One of the major ports in Texas, the Port of Galveston, has announced its plans to make long-term changes to its operations as part of new environmental programs.

Guided by Green Marine, a voluntary environmental program for North America’s maritime industry, the port staff is researching, planning and implementing a number of environmental programs.

The port has teamed up with Texas A&M University at Galveston on an extensive study that includes the port’s costs to install shore power infrastructure, estimated demand over the next 5-10 years and financing opportunities.

When docked, ships are typically powered by diesel auxiliary engines, which produce air emissions. Shore power, which allows ships to plug in to the local electricity grid and turn off those engines, is a cleaner alternative. While it brings environmental benefits, shore power involves significant infrastructure investments and other costs,” the port authority stated.

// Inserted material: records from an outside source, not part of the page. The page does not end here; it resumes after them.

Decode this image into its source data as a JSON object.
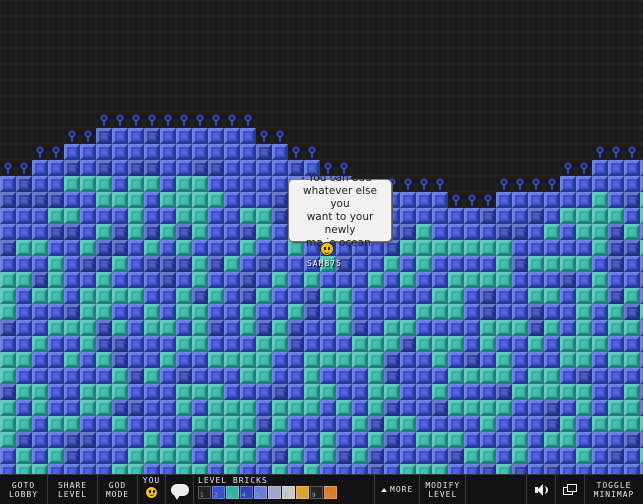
{
  "world": {
    "colors": {
      "background": "#1c1c1c",
      "blue_block": "#3a50d0",
      "teal_block": "#2fb3a5",
      "blue_small_block": "#3144b6",
      "key_color": "#3a4fe8"
    }
  },
  "chat_bubble": {
    "line1": "You can add",
    "line2": "whatever else you",
    "line3": "want to your newly",
    "line4": "made ocean."
  },
  "player": {
    "name": "SAM875",
    "icon": "smiley-face-icon"
  },
  "toolbar": {
    "goto_lobby": [
      "GOTO",
      "LOBBY"
    ],
    "share_level": [
      "SHARE",
      "LEVEL"
    ],
    "god_mode": [
      "GOD",
      "MODE"
    ],
    "you_label": "YOU",
    "chat_icon": "speech-bubble-icon",
    "level_bricks_label": "LEVEL BRICKS",
    "more_label": "MORE",
    "modify_level": [
      "MODIFY",
      "LEVEL"
    ],
    "sound_icon": "speaker-icon",
    "window_icon": "window-toggle-icon",
    "toggle_minimap": [
      "TOGGLE",
      "MINIMAP"
    ],
    "bricks": [
      {
        "key": "1",
        "color": "#222"
      },
      {
        "key": "2",
        "color": "#3a50d0"
      },
      {
        "key": "3",
        "color": "#2fb3a5"
      },
      {
        "key": "4",
        "color": "#3144b6"
      },
      {
        "key": "5",
        "color": "#6c7ad8"
      },
      {
        "key": "6",
        "color": "#a0a6c8"
      },
      {
        "key": "7",
        "color": "#c9c9c9"
      },
      {
        "key": "8",
        "color": "#e0a020"
      },
      {
        "key": "9",
        "color": "#222"
      },
      {
        "key": "0",
        "color": "#e07a20"
      }
    ]
  }
}
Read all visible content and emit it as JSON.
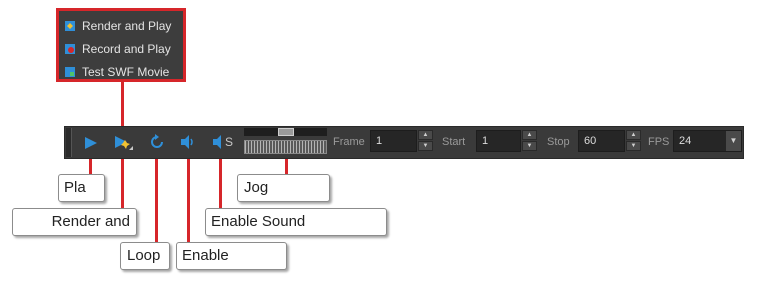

Separate from the study, it has also partnered with Royal Caribbean International (RCI) to determine the feasibility of providing shore power to RCI ships at the new cruise terminal being built and set to open in 2022 at Pier 10.

Built by RCI and owned by the port, the terminal would be among few projects in Galveston to meet Leadership in Energy and Environmental certification standards.

Finally, the port has set out a plan to fully transition within 5 years to electricity providers that use sustainable power sources to reduce its carbon footprint.

Last year, Houston-based energy solutions company Pilot LNG revealed its plan to build “the region’s first dedicated bunkering terminal”, Galveston LNG Bunker Port, which would be located on Pelican Island.

Announcing the new project, Pilot LNG said that the Galveston Bay area ‘is an ideal location to add LNG bunkering infrastructure with over 10,500 deep-water vessel visits in 2019, over 133,000 tug/tow movements on the Houston Ship Channel, and the nation’s fourth busiest cruise terminal’.